A laser focuses an intense beam of light at a particular wavelength frequency. The most common type is called a carbon dioxide laser. It works by vaporizing water in cells, causing the cells themselves to be vaporized but leaving surrounding tissue virtually unaffected. According to veterinarians, the process, called ablation, produces:

  • Less pain. As the laser moves through tissue, it automatically seals nerve endings. As a result, animals experience less post-operative pain.

  • Less bleeding. The laser also seals small blood vessels as it cuts and can be used to assist blood coagulation. Veterinarians get a better view of the surgery and can often do procedures more quickly. That, in turn, can lessen the time that an animal has to be anesthetized.

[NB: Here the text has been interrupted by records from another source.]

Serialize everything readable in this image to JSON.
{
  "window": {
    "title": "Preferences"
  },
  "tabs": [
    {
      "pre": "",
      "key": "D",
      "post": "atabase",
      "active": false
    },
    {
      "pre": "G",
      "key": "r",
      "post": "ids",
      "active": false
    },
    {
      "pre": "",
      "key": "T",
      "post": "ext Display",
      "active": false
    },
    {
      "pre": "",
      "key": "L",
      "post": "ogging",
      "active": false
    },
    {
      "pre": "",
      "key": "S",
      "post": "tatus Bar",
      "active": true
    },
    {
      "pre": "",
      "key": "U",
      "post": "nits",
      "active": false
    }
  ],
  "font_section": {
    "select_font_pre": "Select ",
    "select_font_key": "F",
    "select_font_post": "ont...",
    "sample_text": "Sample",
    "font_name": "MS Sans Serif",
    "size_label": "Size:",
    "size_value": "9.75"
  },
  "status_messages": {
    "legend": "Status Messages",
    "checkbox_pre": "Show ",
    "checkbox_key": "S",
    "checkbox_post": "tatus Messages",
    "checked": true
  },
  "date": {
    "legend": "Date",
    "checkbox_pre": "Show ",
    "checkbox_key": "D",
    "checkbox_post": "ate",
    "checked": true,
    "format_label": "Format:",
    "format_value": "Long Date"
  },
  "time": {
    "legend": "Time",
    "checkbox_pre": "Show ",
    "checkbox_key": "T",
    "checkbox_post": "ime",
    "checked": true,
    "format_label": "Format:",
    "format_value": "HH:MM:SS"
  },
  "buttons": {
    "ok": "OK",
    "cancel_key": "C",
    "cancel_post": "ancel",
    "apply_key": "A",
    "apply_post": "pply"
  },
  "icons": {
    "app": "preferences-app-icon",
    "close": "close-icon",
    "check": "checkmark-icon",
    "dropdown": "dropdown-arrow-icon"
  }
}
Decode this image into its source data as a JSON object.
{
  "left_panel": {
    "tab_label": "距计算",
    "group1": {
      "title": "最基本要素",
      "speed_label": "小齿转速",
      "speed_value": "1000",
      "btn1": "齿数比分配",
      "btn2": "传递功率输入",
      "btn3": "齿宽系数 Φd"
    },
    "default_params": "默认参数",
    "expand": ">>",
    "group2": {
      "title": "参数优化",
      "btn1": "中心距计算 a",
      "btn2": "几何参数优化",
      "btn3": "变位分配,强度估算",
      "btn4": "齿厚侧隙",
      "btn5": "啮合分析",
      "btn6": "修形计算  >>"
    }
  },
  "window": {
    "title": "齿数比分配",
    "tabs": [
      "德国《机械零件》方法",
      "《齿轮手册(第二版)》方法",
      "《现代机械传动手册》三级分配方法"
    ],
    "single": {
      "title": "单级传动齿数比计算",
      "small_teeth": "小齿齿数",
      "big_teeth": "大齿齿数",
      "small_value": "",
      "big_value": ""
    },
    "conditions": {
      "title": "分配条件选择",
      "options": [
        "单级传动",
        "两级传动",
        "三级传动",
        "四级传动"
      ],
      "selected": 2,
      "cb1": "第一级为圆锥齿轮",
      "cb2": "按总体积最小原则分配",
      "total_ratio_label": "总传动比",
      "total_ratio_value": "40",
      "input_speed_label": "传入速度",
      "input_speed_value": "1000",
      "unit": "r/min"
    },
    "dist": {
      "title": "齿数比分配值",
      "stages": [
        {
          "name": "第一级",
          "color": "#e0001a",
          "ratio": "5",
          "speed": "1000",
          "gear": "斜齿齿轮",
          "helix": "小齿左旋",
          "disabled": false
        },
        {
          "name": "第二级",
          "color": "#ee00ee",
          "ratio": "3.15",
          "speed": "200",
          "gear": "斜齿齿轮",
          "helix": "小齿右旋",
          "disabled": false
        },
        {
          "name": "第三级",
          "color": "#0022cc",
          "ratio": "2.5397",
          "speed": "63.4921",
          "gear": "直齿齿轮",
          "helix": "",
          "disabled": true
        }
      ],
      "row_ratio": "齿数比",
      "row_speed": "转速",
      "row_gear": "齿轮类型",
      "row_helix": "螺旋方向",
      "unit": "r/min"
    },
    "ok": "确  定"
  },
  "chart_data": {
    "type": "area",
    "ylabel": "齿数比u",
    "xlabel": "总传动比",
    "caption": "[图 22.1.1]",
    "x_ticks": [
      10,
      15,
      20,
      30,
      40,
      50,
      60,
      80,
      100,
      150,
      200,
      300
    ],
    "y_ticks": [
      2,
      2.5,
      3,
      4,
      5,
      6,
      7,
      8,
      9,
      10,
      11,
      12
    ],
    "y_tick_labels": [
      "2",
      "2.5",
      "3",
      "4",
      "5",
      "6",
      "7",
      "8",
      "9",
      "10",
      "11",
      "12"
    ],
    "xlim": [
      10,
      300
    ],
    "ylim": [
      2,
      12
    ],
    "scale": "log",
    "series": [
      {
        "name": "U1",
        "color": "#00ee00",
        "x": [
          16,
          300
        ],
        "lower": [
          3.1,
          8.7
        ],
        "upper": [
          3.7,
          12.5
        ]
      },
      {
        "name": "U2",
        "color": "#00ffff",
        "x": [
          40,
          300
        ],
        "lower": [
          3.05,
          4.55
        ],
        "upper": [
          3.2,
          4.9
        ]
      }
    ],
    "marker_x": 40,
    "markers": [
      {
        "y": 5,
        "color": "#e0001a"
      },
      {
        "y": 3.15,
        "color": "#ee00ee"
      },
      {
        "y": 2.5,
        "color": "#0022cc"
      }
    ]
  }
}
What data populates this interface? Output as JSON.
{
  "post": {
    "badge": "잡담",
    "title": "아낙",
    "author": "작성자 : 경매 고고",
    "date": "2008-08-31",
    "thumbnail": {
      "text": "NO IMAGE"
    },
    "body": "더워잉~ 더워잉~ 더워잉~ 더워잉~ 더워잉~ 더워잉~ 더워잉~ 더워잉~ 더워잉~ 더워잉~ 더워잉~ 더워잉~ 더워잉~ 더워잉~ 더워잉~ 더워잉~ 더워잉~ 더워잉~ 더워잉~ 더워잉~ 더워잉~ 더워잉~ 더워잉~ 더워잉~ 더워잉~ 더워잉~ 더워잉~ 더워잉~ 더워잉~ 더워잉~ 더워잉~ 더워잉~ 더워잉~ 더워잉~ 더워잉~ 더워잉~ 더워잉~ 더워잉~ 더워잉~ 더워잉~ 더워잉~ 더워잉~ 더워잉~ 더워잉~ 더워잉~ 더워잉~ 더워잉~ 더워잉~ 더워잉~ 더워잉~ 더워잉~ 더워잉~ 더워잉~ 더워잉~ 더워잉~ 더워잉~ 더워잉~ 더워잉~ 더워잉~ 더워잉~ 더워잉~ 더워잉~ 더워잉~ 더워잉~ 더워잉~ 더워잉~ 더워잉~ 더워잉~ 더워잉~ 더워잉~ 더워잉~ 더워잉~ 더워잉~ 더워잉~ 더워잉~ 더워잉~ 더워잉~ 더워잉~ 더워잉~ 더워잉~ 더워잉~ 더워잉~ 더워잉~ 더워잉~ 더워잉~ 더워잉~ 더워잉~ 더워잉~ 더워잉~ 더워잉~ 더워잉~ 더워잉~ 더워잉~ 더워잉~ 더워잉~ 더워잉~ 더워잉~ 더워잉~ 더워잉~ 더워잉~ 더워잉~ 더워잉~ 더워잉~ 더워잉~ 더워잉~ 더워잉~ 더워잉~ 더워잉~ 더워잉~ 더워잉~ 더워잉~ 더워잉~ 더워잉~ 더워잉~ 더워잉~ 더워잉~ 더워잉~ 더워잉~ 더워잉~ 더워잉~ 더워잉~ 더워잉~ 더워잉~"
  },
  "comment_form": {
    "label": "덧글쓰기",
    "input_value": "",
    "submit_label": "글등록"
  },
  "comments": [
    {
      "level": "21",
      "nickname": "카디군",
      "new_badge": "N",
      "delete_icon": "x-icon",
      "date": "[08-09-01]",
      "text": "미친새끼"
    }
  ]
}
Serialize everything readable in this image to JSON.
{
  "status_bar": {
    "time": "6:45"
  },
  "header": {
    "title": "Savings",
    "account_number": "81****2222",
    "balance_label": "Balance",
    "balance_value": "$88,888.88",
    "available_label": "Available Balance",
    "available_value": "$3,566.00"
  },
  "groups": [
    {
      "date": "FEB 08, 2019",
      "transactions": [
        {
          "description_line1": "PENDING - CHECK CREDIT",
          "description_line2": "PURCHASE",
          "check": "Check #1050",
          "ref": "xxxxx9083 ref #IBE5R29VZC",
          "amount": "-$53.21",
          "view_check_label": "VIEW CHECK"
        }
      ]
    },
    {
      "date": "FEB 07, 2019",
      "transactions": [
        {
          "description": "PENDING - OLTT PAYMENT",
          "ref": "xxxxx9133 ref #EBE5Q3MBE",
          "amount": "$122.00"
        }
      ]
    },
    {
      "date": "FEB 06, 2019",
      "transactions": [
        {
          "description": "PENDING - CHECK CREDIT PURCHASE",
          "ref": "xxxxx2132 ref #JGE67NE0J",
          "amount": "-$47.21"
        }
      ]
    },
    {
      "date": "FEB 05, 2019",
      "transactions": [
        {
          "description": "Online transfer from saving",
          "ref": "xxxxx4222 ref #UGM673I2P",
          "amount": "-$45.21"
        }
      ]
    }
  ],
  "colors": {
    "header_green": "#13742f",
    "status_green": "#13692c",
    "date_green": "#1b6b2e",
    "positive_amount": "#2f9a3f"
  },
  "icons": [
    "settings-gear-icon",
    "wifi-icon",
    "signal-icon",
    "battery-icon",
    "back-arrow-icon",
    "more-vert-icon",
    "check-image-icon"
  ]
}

  • Less swelling. There is no bruising or tearing of tissue because the cut is made only by a beam of light and not by a steel blade. Additionally, the laser seals lymphatic vessels, reducing seepage around the wound.

  • Reduced scarring and infection. The precision of the laser's cut results in less scar tissue and the heat of the laser kills bacteria.

  • Faster recovery. Because there is less bleeding, swelling and pain, animals can often return to normal activity and their home environment more quickly.

    What a Laser is Used For

    Veterinarians are using laser surgery for many procedures that have traditionally been performed using a scalpel, although it is not suitable for all surgeries. They are particularly effective in tight spots or areas, such as the mouth, that have a highly concentrated blood supply. They can be used to excise tumors or simply vaporize them if they are small enough – for example, if one grows on a pet's eyelid.

    The technique has offered new and successful methods of treatment for some persistently stubborn diseases. Stomatitis, for example, is a disease in which a cat or dog's gums become inflamed, potentially developing masses of painful inflammation. It often defied cure, but the laser has proven effective against it.

    The benefits of laser surgery are probably most dramatic in the declawing of cats. The traditional procedure involves cutting a cat's claw out with a blade and then applying pressure bandages to stop the bleeding. The cat's paws remain bandaged for 24 to 48 hours, the cat has a hospital stay of one to two nights and then days of recovery.

    Under laser surgery, the claw is excised by the light beam, but there is no need for pressure bandages because the laser seals the blood vessels as it makes its cut. Instead, the wound is closed with a dab of sealant. Cats are often up and walking around the same day with far less post-operative discomfort.

    Adele Karp of Sunny Isles Beach, Fla., had her cat Peaches declawed two years ago using laser surgery. Peaches had begun to pull up her carpeting, thinking, she said, that "the carpet was his scratching post." But even then Karp rejected the idea of having Peaches undergo a traditional declawing procedure.

    "I always thought it was too painful and too stressful until I had seen other cats go through laser surgery," Karp said. "Now I don't think that anyone should do anything but laser surgery. It is a lot less painful. There is really no blood at all and no bandages. I was very pleased."